Mr. Bond’s calm confidence and logic in a crisis were two reasons the NASSP hired him, said John Nori, the director of school services for the 33,000-member secondary school principals’ group.

“He’s a big-picture guy,” he said. “He can say, ‘OK, we need a place for the press; we need a response team for teachers; we need a response team for parents.’ ”

He told of how Mr. Bond was in Washington for a meeting two years ago when a local high school student shot another student. Soon after Mr. Bond heard about the incident, he hopped into a taxi to go to the school to help.

Bill Bond speaks at Lame Deer High School in Montana last month. He travels 40 weeks a year, sharing the story of shootings in West Paducah Ky., and hoping to prevent other such incidents.

Marleen Wong, the director of crisis counseling and intervention services for the Los Angeles Unified School District, is also part of the loose network of people called to help after school shootings.

“He’s a very straightforward person who just comes right out and says, ‘I went through this. I understand what you’re going through,’ ” she said of Mr. Bond. “What distinguishes him is that he wants to share his experiences.”

When Mr. Bond tells his story, he spares no details.

Monday, Dec. 1, 1997, started out much like any other school day. At 7:41 a.m., the school halls were still quiet. Mr. Bond watched as a prayer group of 35 students stood nearby, their heads bowed, their lips moving.

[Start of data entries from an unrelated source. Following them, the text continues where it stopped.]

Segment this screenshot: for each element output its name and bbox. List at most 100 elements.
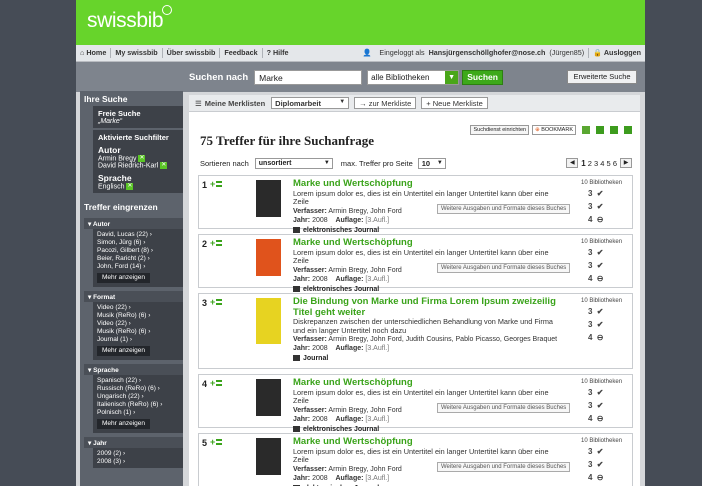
bookmark-button[interactable]: ⊕ BOOKMARK [532, 125, 576, 135]
result-title[interactable]: Marke und Wertschöpfung [293, 377, 563, 389]
availability-row: 4 ⊖ [588, 414, 604, 423]
book-cover[interactable] [256, 298, 281, 344]
facet-item[interactable]: Video (22) › [97, 320, 179, 328]
max-hits-select[interactable]: 10 ▼ [417, 157, 446, 169]
facet-item[interactable]: Polnisch (1) › [97, 409, 179, 417]
facet-item[interactable]: Simon, Jürg (6) › [97, 239, 179, 247]
result-title[interactable]: Marke und Wertschöpfung [293, 237, 563, 249]
library-availability[interactable]: 10 Bibliotheken 3 ✔ 3 ✔ 4 ⊖ [581, 379, 626, 424]
add-to-list-icon[interactable]: + [210, 378, 215, 388]
search-service-button[interactable]: Suchdienst einrichten [470, 125, 530, 135]
facet-year-header[interactable]: ▾ Jahr [84, 437, 183, 449]
advanced-search-button[interactable]: Erweiterte Suche [567, 70, 637, 84]
add-to-list-icon[interactable]: + [210, 297, 215, 307]
facet-item[interactable]: Musik (ReRo) (6) › [97, 312, 179, 320]
show-more-button[interactable]: Mehr anzeigen [97, 273, 150, 284]
facet-item[interactable]: David, Lucas (22) › [97, 231, 179, 239]
my-lists-select[interactable]: Diplomarbeit ▼ [271, 97, 350, 109]
book-cover[interactable] [256, 379, 281, 416]
facet-item[interactable]: Italienisch (ReRo) (6) › [97, 401, 179, 409]
search-button[interactable]: Suchen [462, 69, 504, 85]
book-cover[interactable] [256, 438, 281, 475]
filter-author-item[interactable]: Armin Bregy ✕ [98, 155, 178, 162]
logo[interactable]: swissbib [87, 5, 173, 33]
list-icon[interactable] [216, 299, 222, 305]
more-editions-button[interactable]: Weitere Ausgaben und Formate dieses Buch… [437, 462, 571, 472]
remove-filter-icon[interactable]: ✕ [160, 162, 168, 170]
library-availability[interactable]: 10 Bibliotheken 3 ✔ 3 ✔ 4 ⊖ [581, 438, 626, 483]
filter-author-item[interactable]: David Riedrich-Karl ✕ [98, 162, 178, 170]
show-more-button[interactable]: Mehr anzeigen [97, 419, 150, 430]
list-icon[interactable] [216, 240, 222, 246]
nav-feedback[interactable]: Feedback [220, 48, 263, 58]
facet-item[interactable]: 2009 (2) › [97, 450, 179, 458]
library-availability[interactable]: 10 Bibliotheken 3 ✔ 3 ✔ 4 ⊖ [581, 180, 626, 225]
remove-filter-icon[interactable]: ✕ [126, 182, 134, 190]
result-title[interactable]: Marke und Wertschöpfung [293, 178, 563, 190]
new-list-button[interactable]: + Neue Merkliste [421, 97, 488, 109]
remove-filter-icon[interactable]: ✕ [138, 155, 146, 162]
facet-item[interactable]: Video (22) › [97, 304, 179, 312]
header: swissbib [76, 0, 645, 45]
mail-icon[interactable] [610, 126, 618, 134]
to-list-button[interactable]: → zur Merkliste [354, 97, 417, 109]
facet-item[interactable]: Beier, Raricht (2) › [97, 255, 179, 263]
result-item: 1 + Marke und Wertschöpfung Lorem ipsum … [198, 175, 633, 234]
facet-item[interactable]: Spanisch (22) › [97, 377, 179, 385]
facet-item[interactable]: John, Ford (14) › [97, 263, 179, 271]
book-cover[interactable] [256, 180, 281, 217]
list-icon[interactable] [216, 380, 222, 386]
more-editions-button[interactable]: Weitere Ausgaben und Formate dieses Buch… [437, 204, 571, 214]
facet-item[interactable]: Russisch (ReRo) (6) › [97, 385, 179, 393]
facet-author-header[interactable]: ▾ Autor [84, 218, 183, 230]
chevron-down-icon: ▼ [323, 159, 330, 166]
new-list-label: Neue Merkliste [432, 99, 483, 108]
prev-page-button[interactable]: ◀ [566, 158, 579, 168]
page: swissbib ⌂ Home My swissbib Über swissbi… [76, 0, 645, 486]
facet-format-header[interactable]: ▾ Format [84, 291, 183, 303]
add-to-list-icon[interactable]: + [210, 437, 215, 447]
filter-author-label: Autor [98, 145, 121, 155]
result-title[interactable]: Die Bindung von Marke und Firma Lorem Ip… [293, 296, 563, 318]
add-to-list-icon[interactable]: + [210, 238, 215, 248]
more-editions-button[interactable]: Weitere Ausgaben und Formate dieses Buch… [437, 263, 571, 273]
facet-item[interactable]: Ungarisch (22) › [97, 393, 179, 401]
list-icon[interactable] [216, 439, 222, 445]
loan-icon: ✔ [596, 202, 604, 211]
unavailable-icon: ⊖ [596, 414, 604, 423]
check-icon: ✔ [596, 307, 604, 316]
page-numbers[interactable]: 1 2 3 4 5 6 [581, 159, 617, 168]
result-year-edition: Jahr: 2008 Auflage: [3.Aufl.] [293, 216, 390, 224]
other-pages[interactable]: 2 3 4 5 6 [588, 159, 617, 168]
book-cover[interactable] [256, 239, 281, 276]
search-input[interactable]: Marke [254, 69, 363, 85]
print-icon[interactable] [596, 126, 604, 134]
next-page-button[interactable]: ▶ [620, 158, 632, 168]
export-icon[interactable] [624, 126, 632, 134]
facet-item[interactable]: Pacozi, Gilbert (8) › [97, 247, 179, 255]
facet-year: 2009 (2) › 2008 (3) › [93, 448, 183, 469]
facet-item[interactable]: 2008 (3) › [97, 458, 179, 466]
facet-item[interactable]: Journal (1) › [97, 336, 179, 344]
library-availability[interactable]: 10 Bibliotheken 3 ✔ 3 ✔ 4 ⊖ [581, 298, 626, 343]
chevron-down-icon: ▼ [445, 70, 459, 84]
nav-help[interactable]: ? Hilfe [263, 48, 293, 58]
nav-home[interactable]: ⌂ Home [76, 48, 112, 58]
pdf-icon[interactable] [582, 126, 590, 134]
result-title[interactable]: Marke und Wertschöpfung [293, 436, 563, 448]
more-editions-button[interactable]: Weitere Ausgaben und Formate dieses Buch… [437, 403, 571, 413]
facet-item[interactable]: Musik (ReRo) (6) › [97, 328, 179, 336]
library-availability[interactable]: 10 Bibliotheken 3 ✔ 3 ✔ 4 ⊖ [581, 239, 626, 284]
nav-about[interactable]: Über swissbib [163, 48, 221, 58]
show-more-button[interactable]: Mehr anzeigen [97, 346, 150, 357]
sort-select[interactable]: unsortiert ▼ [254, 157, 333, 169]
list-icon[interactable] [216, 181, 222, 187]
library-select[interactable]: alle Bibliotheken ▼ [367, 69, 460, 85]
result-type: Journal [293, 354, 563, 363]
facet-language-header[interactable]: ▾ Sprache [84, 364, 183, 376]
add-to-list-icon[interactable]: + [210, 179, 215, 189]
logout-button[interactable]: 🔒 Ausloggen [588, 48, 645, 58]
filter-language-item[interactable]: Englisch ✕ [98, 182, 178, 190]
nav-my-swissbib[interactable]: My swissbib [111, 48, 163, 58]
filter-author-name: Armin Bregy [98, 155, 137, 163]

A secretary said he had a phone call, and he stepped inside his office. Less than a minute later, gunshots echoed in the hallway.

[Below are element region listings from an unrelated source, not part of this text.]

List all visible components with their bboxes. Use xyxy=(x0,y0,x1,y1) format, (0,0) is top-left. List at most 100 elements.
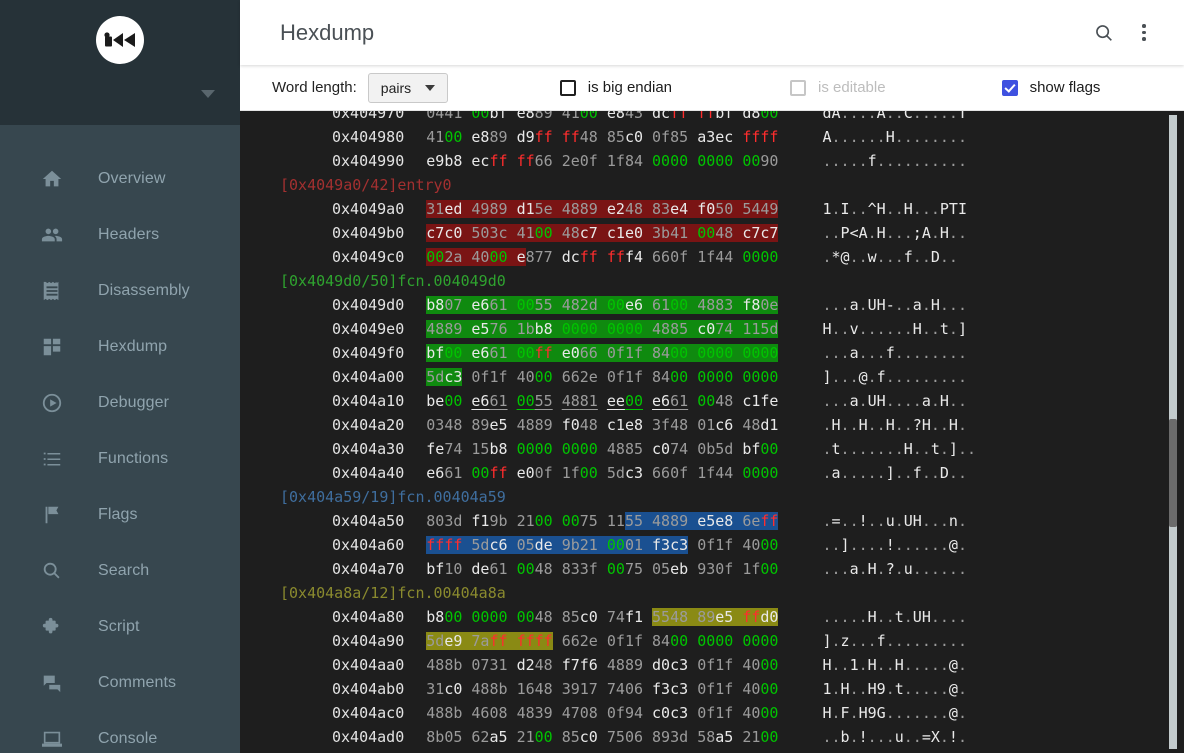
hexdump-row[interactable]: 0x4049c0 002a 4000 e877 dcff fff4 660f 1f… xyxy=(280,245,1184,269)
hexdump-address: 0x404a90 xyxy=(332,632,405,650)
sidebar-item-label: Console xyxy=(98,730,158,747)
hexdump-row[interactable]: 0x404a50 803d f19b 2100 0075 1155 4889 e5… xyxy=(280,509,1184,533)
hexdump-row[interactable]: 0x404ac0 488b 4608 4839 4708 0f94 c0c3 0f… xyxy=(280,701,1184,725)
hexdump-ascii: .....H..t.UH.... xyxy=(822,608,967,626)
hexdump-scroll-area[interactable]: 0x404970 0441 00bf e889 4100 e843 dcff ff… xyxy=(240,111,1184,753)
word-length-label: Word length: xyxy=(272,79,357,96)
hexdump-ascii: .t.......H..t.].. xyxy=(822,440,976,458)
hexdump-highlight: 002a 4000 e xyxy=(426,248,526,266)
hexdump-row[interactable]: 0x404a80 b800 0000 0048 85c0 74f1 5548 89… xyxy=(280,605,1184,629)
hexdump-bytes: 0348 89e5 4889 f048 c1e8 3f48 01c6 48d1 xyxy=(426,416,779,434)
hexdump-highlight: c7c0 503c 4100 48c7 c1e0 3b41 0048 c7c7 xyxy=(426,224,779,242)
hexdump-bytes: c7c0 503c 4100 48c7 c1e0 3b41 0048 c7c7 xyxy=(426,221,779,245)
dashboard-icon xyxy=(40,335,64,359)
is-editable-checkbox: is editable xyxy=(790,79,886,96)
hexdump-row[interactable]: 0x404a10 be00 e661 0055 4881 ee00 e661 00… xyxy=(280,389,1184,413)
hexdump-highlight: bf00 e661 00ff e066 0f1f 8400 0000 0000 xyxy=(426,344,779,362)
search-icon[interactable] xyxy=(1084,13,1124,53)
sidebar-item-functions[interactable]: Functions xyxy=(0,431,240,487)
hexdump-address: 0x404aa0 xyxy=(332,656,405,674)
hexdump-ascii: ]...@.f......... xyxy=(822,368,967,386)
hexdump-highlight: 5dc3 xyxy=(426,368,463,386)
sidebar-item-disassembly[interactable]: Disassembly xyxy=(0,263,240,319)
hexdump-highlight: ffff 5dc6 05de 9b21 0001 f3c3 xyxy=(426,536,689,554)
comments-icon xyxy=(40,671,64,695)
sidebar-item-debugger[interactable]: Debugger xyxy=(0,375,240,431)
hexdump-row[interactable]: 0x404990 e9b8 ecff ff66 2e0f 1f84 0000 00… xyxy=(280,149,1184,173)
hexdump-bytes: 8b05 62a5 2100 85c0 7506 893d 58a5 2100 xyxy=(426,728,779,746)
main-panel: Hexdump Word length: pairs is big endian xyxy=(240,0,1184,753)
hexdump-bytes: 4889 e576 1bb8 0000 0000 4885 c074 115d xyxy=(426,317,779,341)
hexdump-bytes: be00 e661 0055 4881 ee00 e661 0048 c1fe xyxy=(426,392,779,410)
puzzle-icon xyxy=(40,615,64,639)
hexdump-row[interactable]: 0x404a00 5dc3 0f1f 4000 662e 0f1f 8400 00… xyxy=(280,365,1184,389)
hexdump-view[interactable]: 0x404970 0441 00bf e889 4100 e843 dcff ff… xyxy=(240,111,1184,753)
hexdump-bytes: bf10 de61 0048 833f 0075 05eb 930f 1f00 xyxy=(426,560,779,578)
is-big-endian-checkbox[interactable]: is big endian xyxy=(559,79,672,96)
hexdump-row[interactable]: 0x404a30 fe74 15b8 0000 0000 4885 c074 0b… xyxy=(280,437,1184,461)
home-icon xyxy=(40,167,64,191)
top-toolbar: Hexdump xyxy=(240,0,1184,65)
sidebar-item-hexdump[interactable]: Hexdump xyxy=(0,319,240,375)
hexdump-flag-label[interactable]: [0x404a59/19]fcn.00404a59 xyxy=(280,485,1184,509)
sidebar-item-label: Disassembly xyxy=(98,282,190,299)
hexdump-flag-label[interactable]: [0x4049a0/42]entry0 xyxy=(280,173,1184,197)
hexdump-ascii: ].z...f......... xyxy=(822,632,967,650)
checkbox-box xyxy=(790,79,807,96)
hexdump-ascii: ...a.UH-..a.H... xyxy=(822,296,967,314)
hexdump-address: 0x404ab0 xyxy=(332,680,405,698)
hexdump-address: 0x404a00 xyxy=(332,368,405,386)
hexdump-address: 0x404ac0 xyxy=(332,704,405,722)
hexdump-address: 0x404a50 xyxy=(332,512,405,530)
hexdump-ascii: 1.H..H9.t.....@. xyxy=(822,680,967,698)
checkbox-box xyxy=(559,79,576,96)
scrollbar-thumb[interactable] xyxy=(1169,419,1177,528)
hexdump-row[interactable]: 0x404ad0 8b05 62a5 2100 85c0 7506 893d 58… xyxy=(280,725,1184,749)
sidebar-item-overview[interactable]: Overview xyxy=(0,151,240,207)
hexdump-row[interactable]: 0x4049e0 4889 e576 1bb8 0000 0000 4885 c0… xyxy=(280,317,1184,341)
hexdump-row[interactable]: 0x404980 4100 e889 d9ff ff48 85c0 0f85 a3… xyxy=(280,125,1184,149)
sidebar-item-label: Headers xyxy=(98,226,160,243)
hexdump-row[interactable]: 0x404a40 e661 00ff e00f 1f00 5dc3 660f 1f… xyxy=(280,461,1184,485)
sidebar-item-label: Overview xyxy=(98,170,166,187)
hexdump-ascii: ..]....!......@. xyxy=(822,536,967,554)
sidebar-item-headers[interactable]: Headers xyxy=(0,207,240,263)
sidebar-item-script[interactable]: Script xyxy=(0,599,240,655)
hexdump-row[interactable]: 0x404a90 5de9 7aff ffff 662e 0f1f 8400 00… xyxy=(280,629,1184,653)
sidebar-item-flags[interactable]: Flags xyxy=(0,487,240,543)
sidebar: Overview Headers Disassembly Hexdump Deb… xyxy=(0,0,240,753)
vertical-scrollbar[interactable] xyxy=(1169,115,1177,749)
hexdump-row[interactable]: 0x404a20 0348 89e5 4889 f048 c1e8 3f48 01… xyxy=(280,413,1184,437)
hexdump-bytes: e9b8 ecff ff66 2e0f 1f84 0000 0000 0090 xyxy=(426,152,779,170)
options-toolbar: Word length: pairs is big endian is edit… xyxy=(240,65,1184,111)
hexdump-row[interactable]: 0x404a70 bf10 de61 0048 833f 0075 05eb 93… xyxy=(280,557,1184,581)
sidebar-item-label: Functions xyxy=(98,450,169,467)
more-vert-icon[interactable] xyxy=(1124,13,1164,53)
sidebar-item-console[interactable]: Console xyxy=(0,711,240,753)
hexdump-address: 0x4049b0 xyxy=(332,224,405,242)
sidebar-item-label: Flags xyxy=(98,506,138,523)
hexdump-row[interactable]: 0x404a60 ffff 5dc6 05de 9b21 0001 f3c3 0f… xyxy=(280,533,1184,557)
sidebar-item-label: Search xyxy=(98,562,150,579)
hexdump-address: 0x404970 xyxy=(332,111,405,122)
hexdump-row[interactable]: 0x4049f0 bf00 e661 00ff e066 0f1f 8400 00… xyxy=(280,341,1184,365)
hexdump-flag-label[interactable]: [0x4049d0/50]fcn.004049d0 xyxy=(280,269,1184,293)
word-length-select[interactable]: pairs xyxy=(367,72,448,103)
hexdump-address: 0x4049e0 xyxy=(332,320,405,338)
sidebar-item-search[interactable]: Search xyxy=(0,543,240,599)
hexdump-bytes: 5de9 7aff ffff 662e 0f1f 8400 0000 0000 xyxy=(426,632,779,650)
hexdump-row[interactable]: 0x4049b0 c7c0 503c 4100 48c7 c1e0 3b41 00… xyxy=(280,221,1184,245)
hexdump-flag-label[interactable]: [0x404a8a/12]fcn.00404a8a xyxy=(280,581,1184,605)
hexdump-address: 0x404990 xyxy=(332,152,405,170)
show-flags-checkbox[interactable]: show flags xyxy=(1001,79,1100,96)
is-editable-label: is editable xyxy=(818,79,886,96)
hexdump-row[interactable]: 0x404ab0 31c0 488b 1648 3917 7406 f3c3 0f… xyxy=(280,677,1184,701)
hexdump-row[interactable]: 0x404aa0 488b 0731 d248 f7f6 4889 d0c3 0f… xyxy=(280,653,1184,677)
hexdump-row[interactable]: 0x4049a0 31ed 4989 d15e 4889 e248 83e4 f0… xyxy=(280,197,1184,221)
sidebar-item-comments[interactable]: Comments xyxy=(0,655,240,711)
hexdump-ascii: H..v......H..t.] xyxy=(822,320,967,338)
chevron-down-icon[interactable] xyxy=(201,90,215,98)
hexdump-row[interactable]: 0x404970 0441 00bf e889 4100 e843 dcff ff… xyxy=(280,111,1184,125)
hexdump-row[interactable]: 0x4049d0 b807 e661 0055 482d 00e6 6100 48… xyxy=(280,293,1184,317)
hexdump-bytes: e661 00ff e00f 1f00 5dc3 660f 1f44 0000 xyxy=(426,464,779,482)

“I heard, ‘Pow! Pow!’ ” Mr. Bond said in an interview. “I hoped it was firecrackers.”

He ran outside and Michael Carneal was standing not 20 feet away from him, firing five more shots in an arc. Students were lying on the ground, bleeding. Mr. Bond rushed toward Mr. Carneal, who put down his gun.

The principal grabbed the .22-caliber pistol with one hand and Mr. Carneal’s arm with the other, while fending off other students who ran to the scene. Mr. Bond also scooped up four other loaded guns nearby, as well as a backpack filled with 1,020 rounds of ammunition.

One bullet was left in the chamber of the gun. Mr. Bond still wonders why the student gunman, now serving a life sentence in prison, didn’t shoot him. And he still feels guilty that he lived, while three young women died.

Daily Prayers

Every day, he prays for them. And he makes it a point to say their names aloud: Nicole Hadley, 14; Kayce Steger, 15; and Jessica James, 17. But Mr. Bond refuses to say the name of the 9th grade gunman ever again.

“I went to Nicole, and her brains were coming out of her head,” he said in a whisper, tracing a finger to his forehead. His voice, normally resolute, shook a little. “I laid her back down. I felt so bad. But there was nothing I could do. I moved on to the next student.”

That was Ms. Steger, who was shot in the carotid artery of her neck. Every time her heart beat, blood spurted out of the wound. Ms. James, who was shot in the chest above her heart, was still standing, leaning against a wall.

“I told her, ‘Lie down, lie down, you’ll be all right,’ ” Mr. Bond recalled, looking stricken. “I lied. Within 37 minutes, she was dead.”

His wife, Linda, says from their home in Paducah that she believes her husband’s life was spared so he can encourage educators to better know their students and prevent shootings.

Mr. Bond wishes that he had been closer to some of his students, and that those who knew Mr. Carneal was planning “something big” had alerted him.

After his presentation here, the former principal gives an almost imperceptible shrug. For a moment, he looks tired. While he speaks often, Mr. Bond says he doesn’t know how much he’s done to help. “I don’t know if it’ll ever do any good,” he said, watching the students leave. Then he squares his shoulders. “But it won’t do any harm.”